Pending Conflicts Make Progress Impossible
Petr Kuznetsov, Pierre Sutra, Guillermo Toyos-Marfurt
TL;DR
The paper defines conflict-obstruction-freedom (COF), a progress condition that allows an operation to complete as long as it only contends with commuting operations. COF generalizes obstruction-freedom and aligns with wait-freedom when all operations commute, or with OF when all conflict; it exposes a fundamental cost to synchronization once conflicts appear. The authors prove a strong impossibility: there is no universal COF construction for shared objects in the asynchronous read-write model, via a reduction to a COF-consensus problem and a FLP-style argument for three or more processes.

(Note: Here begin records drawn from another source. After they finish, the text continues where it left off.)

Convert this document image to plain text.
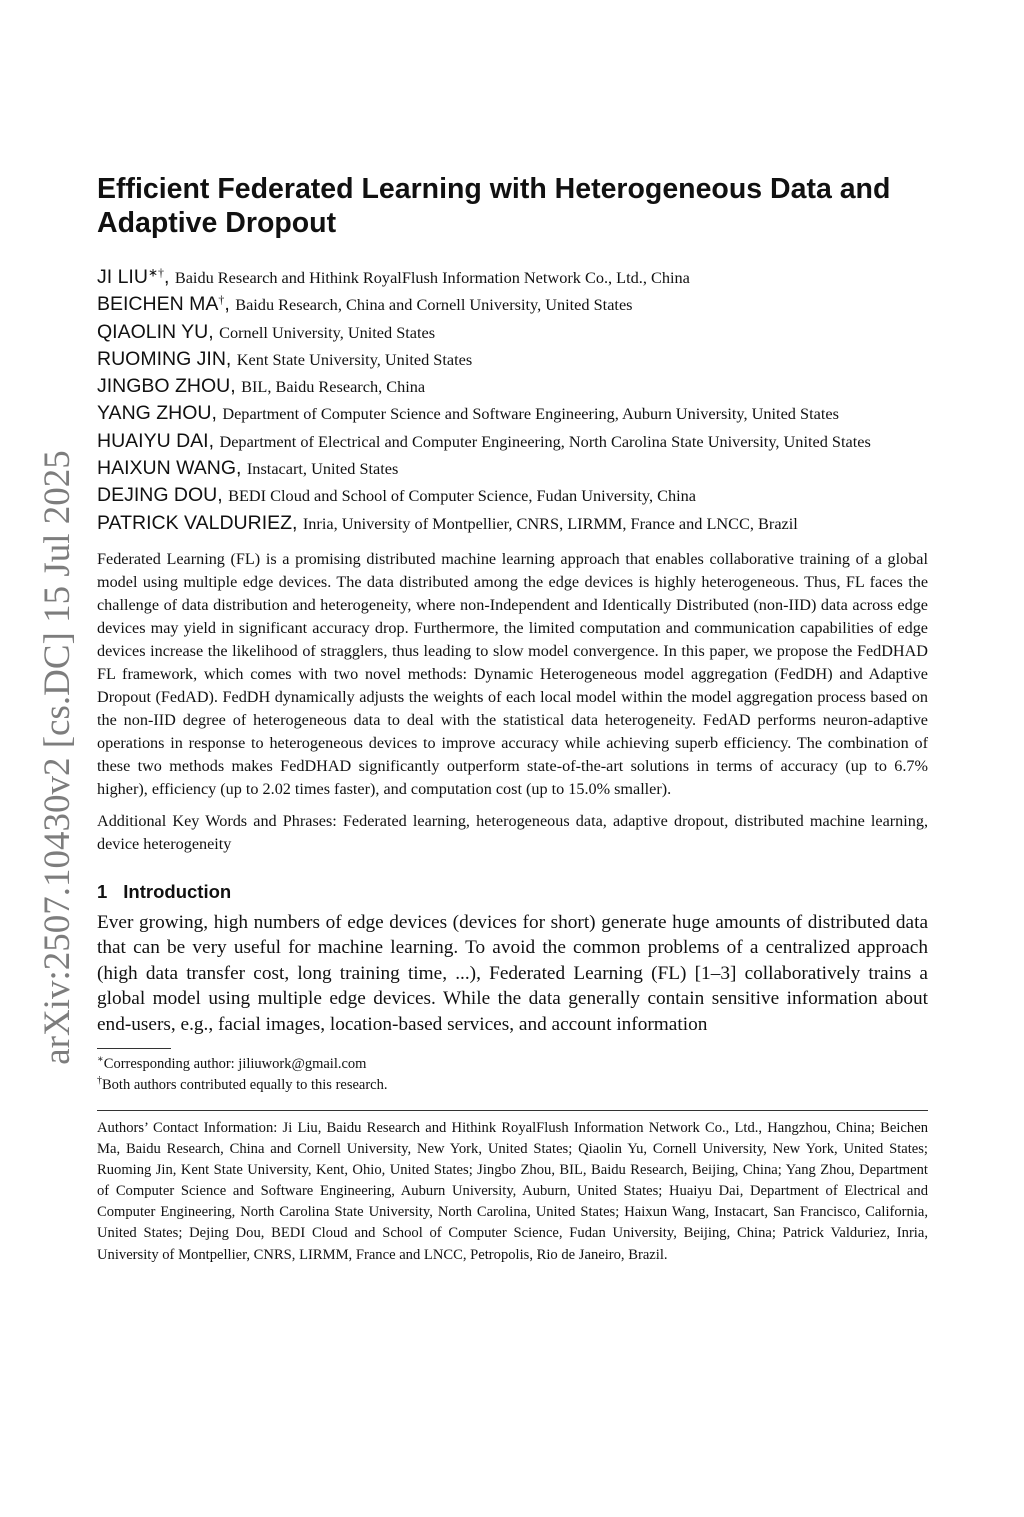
arXiv:2507.10430v2 [cs.DC] 15 Jul 2025
Efficient Federated Learning with Heterogeneous Data and Adaptive Dropout
JI LIU∗†, Baidu Research and Hithink RoyalFlush Information Network Co., Ltd., China
BEICHEN MA†, Baidu Research, China and Cornell University, United States
QIAOLIN YU, Cornell University, United States
RUOMING JIN, Kent State University, United States
JINGBO ZHOU, BIL, Baidu Research, China
YANG ZHOU, Department of Computer Science and Software Engineering, Auburn University, United States
HUAIYU DAI, Department of Electrical and Computer Engineering, North Carolina State University, United States
HAIXUN WANG, Instacart, United States
DEJING DOU, BEDI Cloud and School of Computer Science, Fudan University, China
PATRICK VALDURIEZ, Inria, University of Montpellier, CNRS, LIRMM, France and LNCC, Brazil
Federated Learning (FL) is a promising distributed machine learning approach that enables collaborative training of a global model using multiple edge devices. The data distributed among the edge devices is highly heterogeneous. Thus, FL faces the challenge of data distribution and heterogeneity, where non-Independent and Identically Distributed (non-IID) data across edge devices may yield in significant accuracy drop. Furthermore, the limited computation and communication capabilities of edge devices increase the likelihood of stragglers, thus leading to slow model convergence. In this paper, we propose the FedDHAD FL framework, which comes with two novel methods: Dynamic Heterogeneous model aggregation (FedDH) and Adaptive Dropout (FedAD). FedDH dynamically adjusts the weights of each local model within the model aggregation process based on the non-IID degree of heterogeneous data to deal with the statistical data heterogeneity. FedAD performs neuron-adaptive operations in response to heterogeneous devices to improve accuracy while achieving superb efficiency. The combination of these two methods makes FedDHAD significantly outperform state-of-the-art solutions in terms of accuracy (up to 6.7% higher), efficiency (up to 2.02 times faster), and computation cost (up to 15.0% smaller).
Additional Key Words and Phrases: Federated learning, heterogeneous data, adaptive dropout, distributed machine learning, device heterogeneity
1 Introduction

Ever growing, high numbers of edge devices (devices for short) generate huge amounts of distributed data that can be very useful for machine learning. To avoid the common problems of a centralized approach (high data transfer cost, long training time, ...), Federated Learning (FL) [1–3] collaboratively trains a global model using multiple edge devices. While the data generally contain sensitive information about end-users, e.g., facial images, location-based services, and account information

∗Corresponding author: jiliuwork@gmail.com
†Both authors contributed equally to this research.
Authors’ Contact Information: Ji Liu, Baidu Research and Hithink RoyalFlush Information Network Co., Ltd., Hangzhou, China; Beichen Ma, Baidu Research, China and Cornell University, New York, United States; Qiaolin Yu, Cornell University, New York, United States; Ruoming Jin, Kent State University, Kent, Ohio, United States; Jingbo Zhou, BIL, Baidu Research, Beijing, China; Yang Zhou, Department of Computer Science and Software Engineering, Auburn University, Auburn, United States; Huaiyu Dai, Department of Electrical and Computer Engineering, North Carolina State University, North Carolina, United States; Haixun Wang, Instacart, San Francisco, California, United States; Dejing Dou, BEDI Cloud and School of Computer Science, Fudan University, Beijing, China; Patrick Valduriez, Inria, University of Montpellier, CNRS, LIRMM, France and LNCC, Petropolis, Rio de Janeiro, Brazil.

They also show COF-consensus is solvable with two processes but impossible with three or more, underscoring that commutativity cannot, in general, eliminate the need to resolve conflicts for progress. The work delineates precise limits on leveraging commutativity in universal constructions and highlights the persistence of a synchronization cost when conflicts arise, even under COF progress guarantees.
Abstract
In this work, we study progress conditions for commutativity-aware, linearizable implementations of shared objects. Motivated by the observation that commuting operations can be executed in parallel, we introduce conflict-obstruction-freedom: a process is guaranteed to complete its operation if it runs for long enough without encountering step contention with conflicting (non-commuting) operations. This condition generalizes obstruction-freedom and wait-freedom by allowing progress as long as step contention is only induced by commuting operations. We prove that conflict-obstruction-free universal constructions are impossible to implement in the asynchronous read-write shared memory model. This result exposes a fundamental limitation of conflict-aware universal constructions: the mere invocation of conflicting operations imposes a synchronization cost. Progress requires eventual resolution of pending conflicts.